A inserção em diversos setores do mercado de trabalho brasileiro é um desafio para a população negra. O setor de vinhos apresenta dificuldades adicionais —para começar, os cursos são poucos e, em geral, caros.

Foi pensando nessas adversidades que Silvana Aluá, 37, criou a Confraria das Pretas, três anos atrás.

Moradora da zona leste de São Paulo, ela percebeu que os contratempos para entrar na área e o preconceito que sofreu em adegas e restaurantes coincidiam com as histórias de outras pessoas negras que também gostam de vinho.

Surgiu, então, a ideia de criar um grupo que se reunisse para confraternizar, beber e trocar conhecimento.

"Cada um levava uma taça e a cada vez eu escolhia um tema diferente.
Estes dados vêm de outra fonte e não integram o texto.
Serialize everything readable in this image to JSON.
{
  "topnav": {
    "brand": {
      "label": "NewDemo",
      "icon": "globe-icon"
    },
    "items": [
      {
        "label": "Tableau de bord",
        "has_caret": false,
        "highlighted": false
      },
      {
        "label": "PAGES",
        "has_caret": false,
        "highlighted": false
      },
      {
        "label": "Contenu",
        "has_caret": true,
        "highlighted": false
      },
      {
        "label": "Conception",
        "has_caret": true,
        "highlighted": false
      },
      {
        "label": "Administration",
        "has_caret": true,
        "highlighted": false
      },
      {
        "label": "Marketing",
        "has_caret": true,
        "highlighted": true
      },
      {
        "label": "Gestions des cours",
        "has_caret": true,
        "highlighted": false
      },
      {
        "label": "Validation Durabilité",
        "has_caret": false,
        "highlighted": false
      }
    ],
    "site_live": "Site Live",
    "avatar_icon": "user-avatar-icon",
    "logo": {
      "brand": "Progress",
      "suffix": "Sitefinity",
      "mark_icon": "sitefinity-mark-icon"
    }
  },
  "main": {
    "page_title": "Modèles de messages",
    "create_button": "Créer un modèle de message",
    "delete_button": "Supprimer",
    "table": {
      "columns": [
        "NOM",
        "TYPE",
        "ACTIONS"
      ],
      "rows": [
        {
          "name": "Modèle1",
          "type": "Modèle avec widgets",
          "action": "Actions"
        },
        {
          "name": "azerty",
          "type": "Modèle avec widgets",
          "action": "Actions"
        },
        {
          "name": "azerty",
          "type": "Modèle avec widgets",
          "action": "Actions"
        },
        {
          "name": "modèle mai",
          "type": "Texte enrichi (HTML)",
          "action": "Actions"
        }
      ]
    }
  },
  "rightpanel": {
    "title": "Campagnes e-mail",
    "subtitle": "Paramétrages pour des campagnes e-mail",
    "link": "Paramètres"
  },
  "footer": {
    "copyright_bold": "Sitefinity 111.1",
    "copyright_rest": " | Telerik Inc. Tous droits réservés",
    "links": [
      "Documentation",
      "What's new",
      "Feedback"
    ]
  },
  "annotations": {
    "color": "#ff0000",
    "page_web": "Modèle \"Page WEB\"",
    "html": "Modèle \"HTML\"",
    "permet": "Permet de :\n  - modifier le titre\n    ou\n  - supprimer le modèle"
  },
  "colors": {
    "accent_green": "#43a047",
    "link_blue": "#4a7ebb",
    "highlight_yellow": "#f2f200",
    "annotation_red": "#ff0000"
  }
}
Nessas reuniões, eu explicava sobre a uva."

O que começou como um encontro descompromissado cresceu. "A confraria se transformou em uma empresa no começo do ano passado, mas desde 2018 eu já vinha estudando o assunto", diz.

Mulher negra com turbante, olhando para a câmera e segurando uma taça de vinho tinto
Silvana Aluá, 37, sommelière e criadora da Confraria das Pretas, em SP - Bruno Santos/ Folhapress

Um dos serviços oferecidos são os encontros pagos nos quais Silvana explica um pouco sobre a bebida, a harmonização e os tipos de uva.

Segundo ela, os eventos podem acontecer em qualquer lugar —de restaurantes e empresas a lajes. "Não são aulinhas ou cursos. Tento proporcionar uma experiência."

Outro serviço é o Rolê do Vinho, em que Silvana leva um grupo para conhecer wine bars. "Eu recebia muita reclamação de pessoas que diziam: 'Ah, eu vou no bar de vinho, não vejo ninguém preto e acabo não me sentindo bem'. Por isso eu ofereço essa opção, na qual eu levo pessoas pretas para irem juntas conhecer esses lugares."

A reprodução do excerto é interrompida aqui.